Militar morre em exercício no curso de Comandos devido a "golpe de calor"

Um outro militar sentiu-se indisposto e foi transportado para o hospital

Um militar morreu no domingo à noite devido a um "golpe de calor" depois de um treino do curso de Comandos, informou hoje o Exército.

De acordo com uma nota do Exército português, o militar, que frequentava o 127.º curso de Comandos, sentiu-se "indisposto durante uma prova de tiro (tiro reativo)" tendo sido de imediato assistido pelo médico que acompanhava a instrução, que lhe diagnosticou "um golpe de calor".
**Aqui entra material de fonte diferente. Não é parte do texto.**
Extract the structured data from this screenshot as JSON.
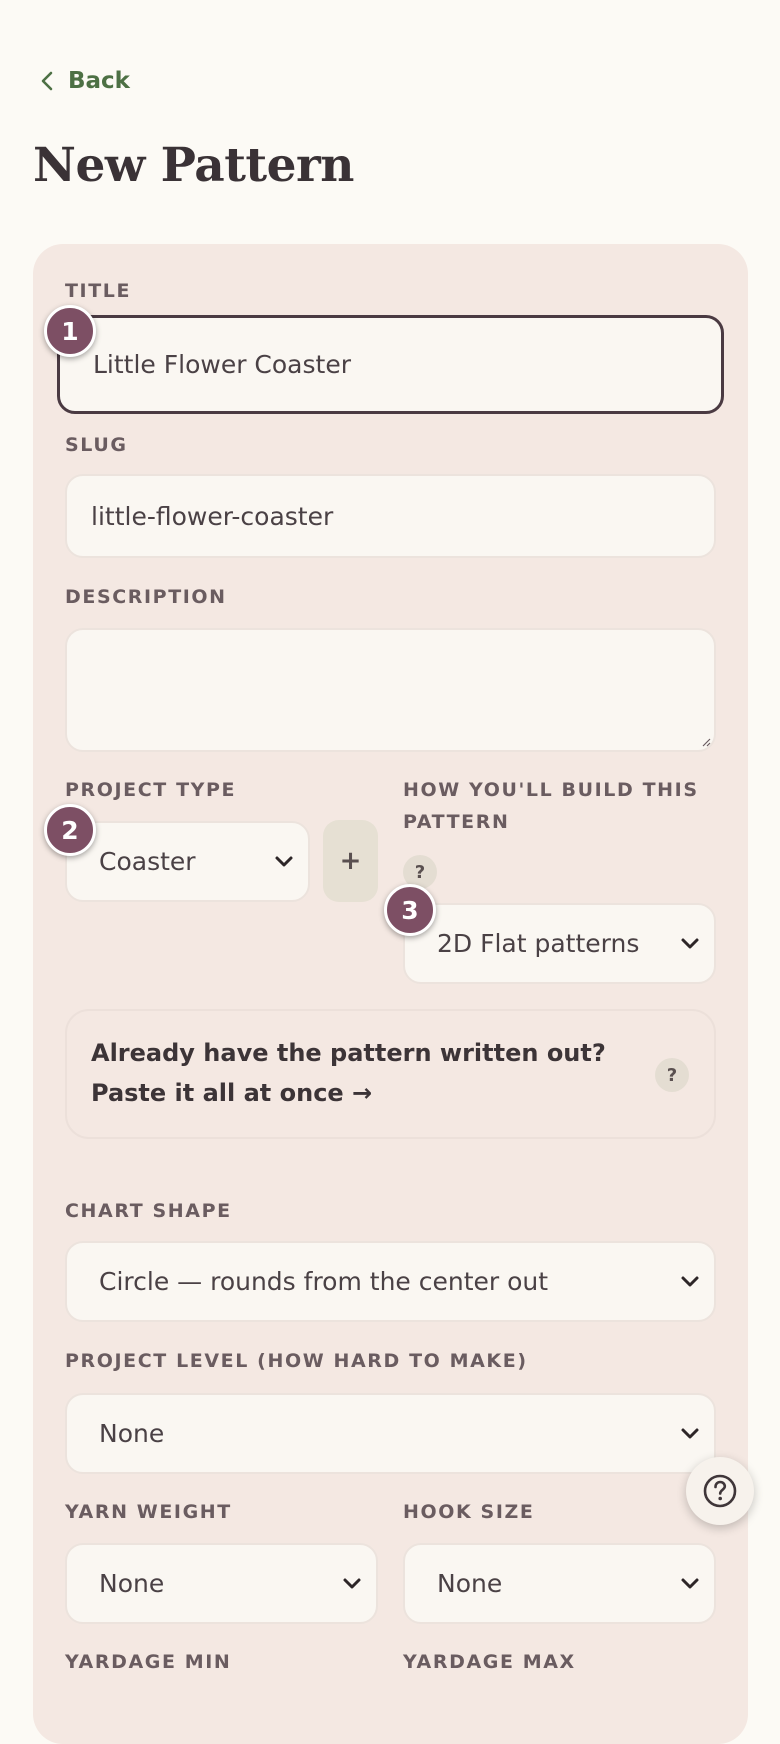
{
  "nav": {
    "back_label": "Back"
  },
  "page": {
    "title": "New Pattern"
  },
  "form": {
    "title": {
      "label": "TITLE",
      "value": "Little Flower Coaster"
    },
    "slug": {
      "label": "SLUG",
      "value": "little-flower-coaster"
    },
    "description": {
      "label": "DESCRIPTION",
      "value": ""
    },
    "project_type": {
      "label": "PROJECT TYPE",
      "value": "Coaster",
      "add_label": "+"
    },
    "build_method": {
      "label_line1": "HOW YOU'LL BUILD THIS",
      "label_line2": "PATTERN",
      "help": "?",
      "value": "2D Flat patterns"
    },
    "paste": {
      "line1": "Already have the pattern written out?",
      "line2": "Paste it all at once →",
      "help": "?"
    },
    "chart_shape": {
      "label": "CHART SHAPE",
      "value": "Circle — rounds from the center out"
    },
    "project_level": {
      "label": "PROJECT LEVEL (HOW HARD TO MAKE)",
      "value": "None"
    },
    "yarn_weight": {
      "label": "YARN WEIGHT",
      "value": "None"
    },
    "hook_size": {
      "label": "HOOK SIZE",
      "value": "None"
    },
    "yardage_min": {
      "label": "YARDAGE MIN"
    },
    "yardage_max": {
      "label": "YARDAGE MAX"
    }
  },
  "badges": {
    "one": "1",
    "two": "2",
    "three": "3"
  },
  "colors": {
    "accent": "#7d4f64",
    "back_link": "#4d7044",
    "card": "#f4e8e2",
    "page": "#fcfaf5"
  }
}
Por esse facto determinou a saída do militar da instrução e a sua transferência para a enfermaria de campanha, onde terá ficado em observação, segundo a mesma nota. Como após o jantar a situação clínica do militar piorou, o médico optou pela sua retirada para um hospital, mas acabou por morrer após uma paragem cardiorrespiratória antes de chegar a ser transferido.
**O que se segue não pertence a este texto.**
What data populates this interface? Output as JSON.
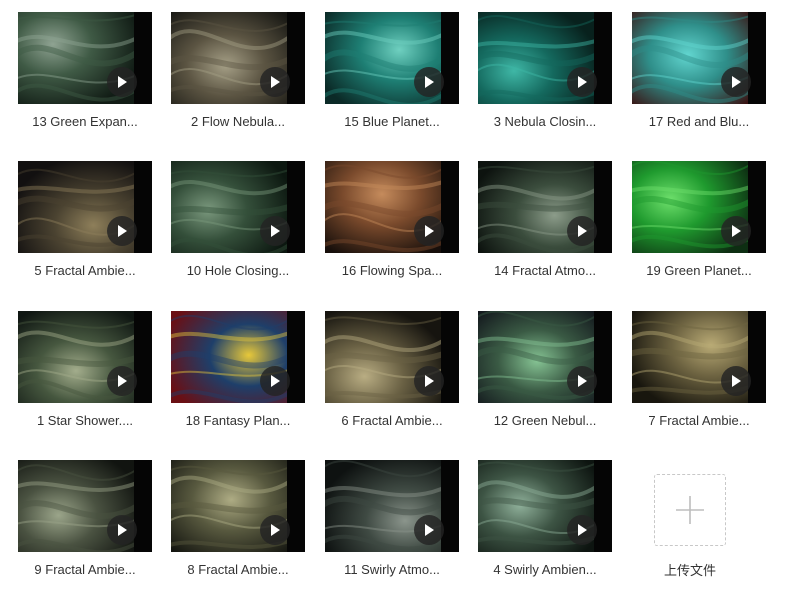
{
  "files": [
    {
      "name": "13 Green Expan...",
      "colors": [
        "#121d16",
        "#3f5a45",
        "#8fa392"
      ]
    },
    {
      "name": "2 Flow Nebula...",
      "colors": [
        "#171713",
        "#5b5442",
        "#a59f86"
      ]
    },
    {
      "name": "15 Blue Planet...",
      "colors": [
        "#0b2a27",
        "#1e7f74",
        "#6fd0c0"
      ]
    },
    {
      "name": "3 Nebula Closin...",
      "colors": [
        "#08211d",
        "#14695e",
        "#3fb7a6"
      ]
    },
    {
      "name": "17 Red and Blu...",
      "colors": [
        "#3a0c0c",
        "#2f8f8a",
        "#62d6d0"
      ]
    },
    {
      "name": "5 Fractal Ambie...",
      "colors": [
        "#121010",
        "#4b4331",
        "#8e7f5a"
      ]
    },
    {
      "name": "10 Hole Closing...",
      "colors": [
        "#0c1710",
        "#344f3a",
        "#7a987d"
      ]
    },
    {
      "name": "16 Flowing Spa...",
      "colors": [
        "#170f0b",
        "#7a4a2c",
        "#c58b5c"
      ]
    },
    {
      "name": "14 Fractal Atmo...",
      "colors": [
        "#0d130f",
        "#3b4d3d",
        "#8c9c8a"
      ]
    },
    {
      "name": "19 Green Planet...",
      "colors": [
        "#0d2e12",
        "#1f9a2e",
        "#6ee06c"
      ]
    },
    {
      "name": "1 Star Shower....",
      "colors": [
        "#0f1612",
        "#46573f",
        "#a3ad8c"
      ]
    },
    {
      "name": "18 Fantasy Plan...",
      "colors": [
        "#6a0f14",
        "#1e3f6a",
        "#e7c83a"
      ]
    },
    {
      "name": "6 Fractal Ambie...",
      "colors": [
        "#16140f",
        "#6a6144",
        "#b9ad83"
      ]
    },
    {
      "name": "12 Green Nebul...",
      "colors": [
        "#10131a",
        "#3a5a44",
        "#86c494"
      ]
    },
    {
      "name": "7 Fractal Ambie...",
      "colors": [
        "#18160e",
        "#6d6341",
        "#b9aa75"
      ]
    },
    {
      "name": "9 Fractal Ambie...",
      "colors": [
        "#111410",
        "#4a5241",
        "#9ba58a"
      ]
    },
    {
      "name": "8 Fractal Ambie...",
      "colors": [
        "#141510",
        "#58593f",
        "#aeac84"
      ]
    },
    {
      "name": "11 Swirly Atmo...",
      "colors": [
        "#0e1211",
        "#3f4a43",
        "#8b958c"
      ]
    },
    {
      "name": "4 Swirly Ambien...",
      "colors": [
        "#0d1410",
        "#3d5444",
        "#8fb09a"
      ]
    }
  ],
  "upload": {
    "label": "上传文件",
    "icon": "plus-icon"
  }
}
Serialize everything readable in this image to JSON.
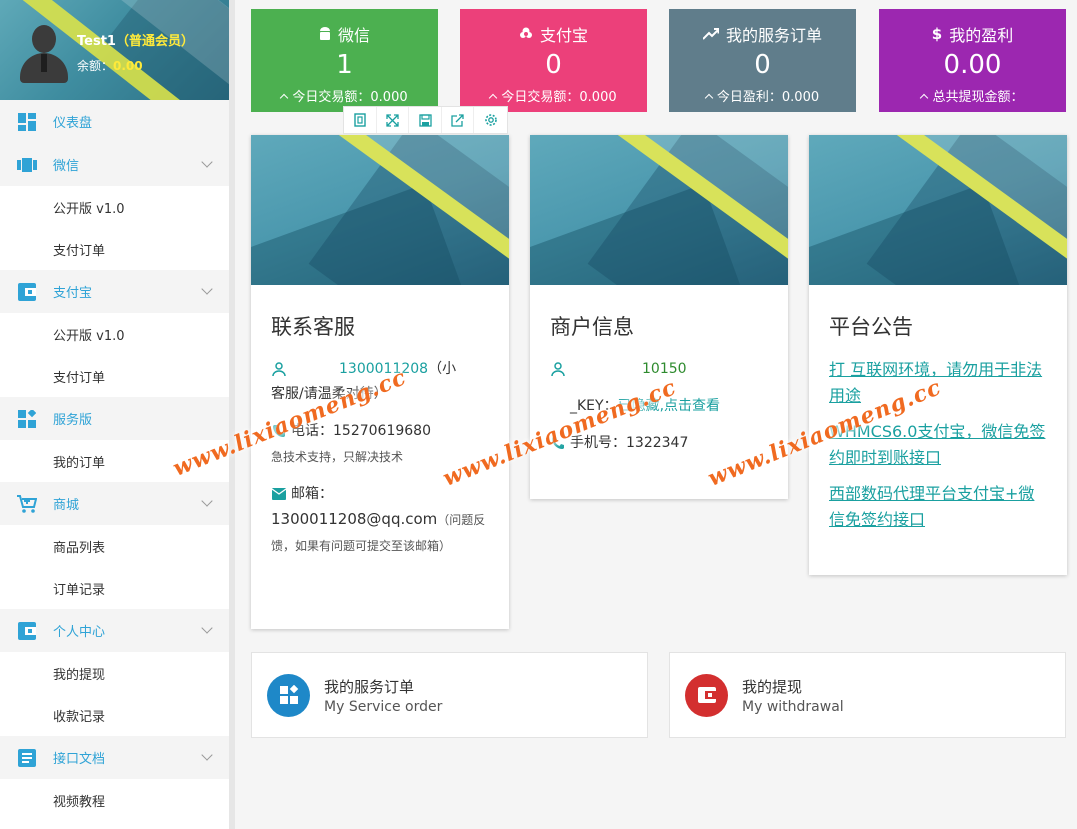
{
  "user": {
    "name": "Test1",
    "level": "（普通会员）",
    "balance_label": "余额：",
    "balance": "0.00"
  },
  "sidebar": {
    "groups": [
      {
        "label": "仪表盘",
        "icon": "dashboard-icon",
        "expandable": false,
        "items": []
      },
      {
        "label": "微信",
        "icon": "wechat-icon",
        "expandable": true,
        "items": [
          "公开版 v1.0",
          "支付订单"
        ]
      },
      {
        "label": "支付宝",
        "icon": "wallet-icon",
        "expandable": true,
        "items": [
          "公开版 v1.0",
          "支付订单"
        ]
      },
      {
        "label": "服务版",
        "icon": "grid-icon",
        "expandable": false,
        "items": [
          "我的订单"
        ]
      },
      {
        "label": "商城",
        "icon": "cart-icon",
        "expandable": true,
        "items": [
          "商品列表",
          "订单记录"
        ]
      },
      {
        "label": "个人中心",
        "icon": "wallet-icon",
        "expandable": true,
        "items": [
          "我的提现",
          "收款记录"
        ]
      },
      {
        "label": "接口文档",
        "icon": "doc-icon",
        "expandable": true,
        "items": [
          "视频教程"
        ]
      }
    ]
  },
  "stats": [
    {
      "title": "微信",
      "value": "1",
      "sub": "今日交易额：0.000",
      "color": "#4cb050",
      "icon": "android-icon"
    },
    {
      "title": "支付宝",
      "value": "0",
      "sub": "今日交易额：0.000",
      "color": "#ec407a",
      "icon": "flower-icon"
    },
    {
      "title": "我的服务订单",
      "value": "0",
      "sub": "今日盈利：0.000",
      "color": "#607d8b",
      "icon": "trend-icon"
    },
    {
      "title": "我的盈利",
      "value": "0.00",
      "sub": "总共提现金额：",
      "color": "#9c27b0",
      "icon": "dollar-icon"
    }
  ],
  "toolbar": [
    "copy-icon",
    "expand-icon",
    "save-icon",
    "share-icon",
    "settings-icon"
  ],
  "contact": {
    "title": "联系客服",
    "qq": "1300011208",
    "qq_note": "（小",
    "qq_note2": "客服/请温柔对待）",
    "phone_label": "电话：",
    "phone": "15270619680",
    "phone_note": "急技术支持，只解决技术",
    "email_label": "邮箱：",
    "email": "1300011208@qq.com",
    "email_note": "（问题反馈，如果有问题可提交至该邮箱）"
  },
  "merchant": {
    "title": "商户信息",
    "id_value": "10150",
    "key_label": "_KEY：",
    "key_value": "已隐藏,点击查看",
    "mobile_label": "手机号：",
    "mobile": "1322347"
  },
  "notice": {
    "title": "平台公告",
    "links": [
      "打        互联网环境，请勿用于非法用途",
      "WHMCS6.0支付宝，微信免签约即时到账接口",
      "西部数码代理平台支付宝+微信免签约接口"
    ]
  },
  "bottom": [
    {
      "title": "我的服务订单",
      "subtitle": "My Service order",
      "color": "#1e88c8",
      "icon": "grid-icon"
    },
    {
      "title": "我的提现",
      "subtitle": "My withdrawal",
      "color": "#d32f2f",
      "icon": "wallet-icon"
    }
  ],
  "watermark": "www.lixiaomeng.cc"
}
Segundo o Exército, houve ainda um outro militar que se sentiu indisposto na instrução técnica de combate (progressão no terreno), ao qual também foi diagnosticado com "golpe de calor" e retirado, numa primeira fase para a enfermaria de campanha, e mais tarde, cerca das 23:40 para o hospital do Barreiro. Ambos os incidentes ocorreram na região de Alcochete, distrito de Setúbal, mas em locais diferentes.
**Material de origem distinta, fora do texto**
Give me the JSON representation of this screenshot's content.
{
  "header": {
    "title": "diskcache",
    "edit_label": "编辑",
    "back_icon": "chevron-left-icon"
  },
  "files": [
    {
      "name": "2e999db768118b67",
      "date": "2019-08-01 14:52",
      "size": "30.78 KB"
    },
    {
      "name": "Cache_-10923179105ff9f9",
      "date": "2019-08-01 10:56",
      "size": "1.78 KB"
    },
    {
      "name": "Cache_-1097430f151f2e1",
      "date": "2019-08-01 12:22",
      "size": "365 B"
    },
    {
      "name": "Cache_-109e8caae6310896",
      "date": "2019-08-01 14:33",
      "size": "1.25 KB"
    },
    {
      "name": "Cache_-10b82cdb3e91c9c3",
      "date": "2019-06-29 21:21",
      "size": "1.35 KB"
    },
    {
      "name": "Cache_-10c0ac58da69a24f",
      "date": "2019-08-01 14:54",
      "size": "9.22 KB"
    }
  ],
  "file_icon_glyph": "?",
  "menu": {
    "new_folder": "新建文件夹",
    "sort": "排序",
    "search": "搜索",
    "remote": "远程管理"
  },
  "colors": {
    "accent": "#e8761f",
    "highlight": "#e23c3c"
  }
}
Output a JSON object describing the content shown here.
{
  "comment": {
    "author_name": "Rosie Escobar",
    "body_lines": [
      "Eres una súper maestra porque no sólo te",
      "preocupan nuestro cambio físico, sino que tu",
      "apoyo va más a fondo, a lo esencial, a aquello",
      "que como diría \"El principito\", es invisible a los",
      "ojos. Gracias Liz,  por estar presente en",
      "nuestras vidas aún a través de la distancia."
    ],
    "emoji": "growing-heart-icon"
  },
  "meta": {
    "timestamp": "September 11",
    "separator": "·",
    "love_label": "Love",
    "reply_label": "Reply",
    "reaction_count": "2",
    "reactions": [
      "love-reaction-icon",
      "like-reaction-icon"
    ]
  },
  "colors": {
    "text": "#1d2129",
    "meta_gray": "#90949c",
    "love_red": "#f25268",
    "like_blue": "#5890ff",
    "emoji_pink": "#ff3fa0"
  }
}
O General Chefe do Estado-Maior do Exército ordenou já um inquérito para apurar as causas em que o "trágico acontecimento ocorreu", pode ler-se ainda na nota, que adianta também que a Polícia Judiciária militar já se encontra a tomar conta da ocorrência.

Treinos vão continuar

O Exército esclareceu entretanto que, apesar da morte de um militar e de um outro ter ficado ferido no domingo, os treinos vão continuar, embora adaptados ao tempo quente que está previsto para hoje.

Numa resposta enviada à agência Lusa, as relações públicas do Exército avançaram que os incidentes ocorreram ambos na região de Alcochete, no distrito de Setúbal, embora em locais diferentes, sendo que o incidente do militar que veio a falecer ocorreu pelas 15:40 e o do ferido cerca de uma hora mais tarde.

De acordo com a mesma fonte, os treinos de domingo "não foram suspensos, foram adaptados", o mesmo sucedendo para hoje, com a previsão de realização de mais treinos, igualmente adaptados às condições atmosféricas.

Em declarações à TSF, o tenente-coronel Vicente Pereira, porta-voz do Exército, salientou que todo o treino de militares envolve situações de "risco", ainda que controlado, e sublinhou que, nesta fase, mais importante do que o inquérito que já foi aberto é "apoiar as famílias" do militar falecido e dos camaradas, estando o Exército a garantir o apoio psicológico necessário.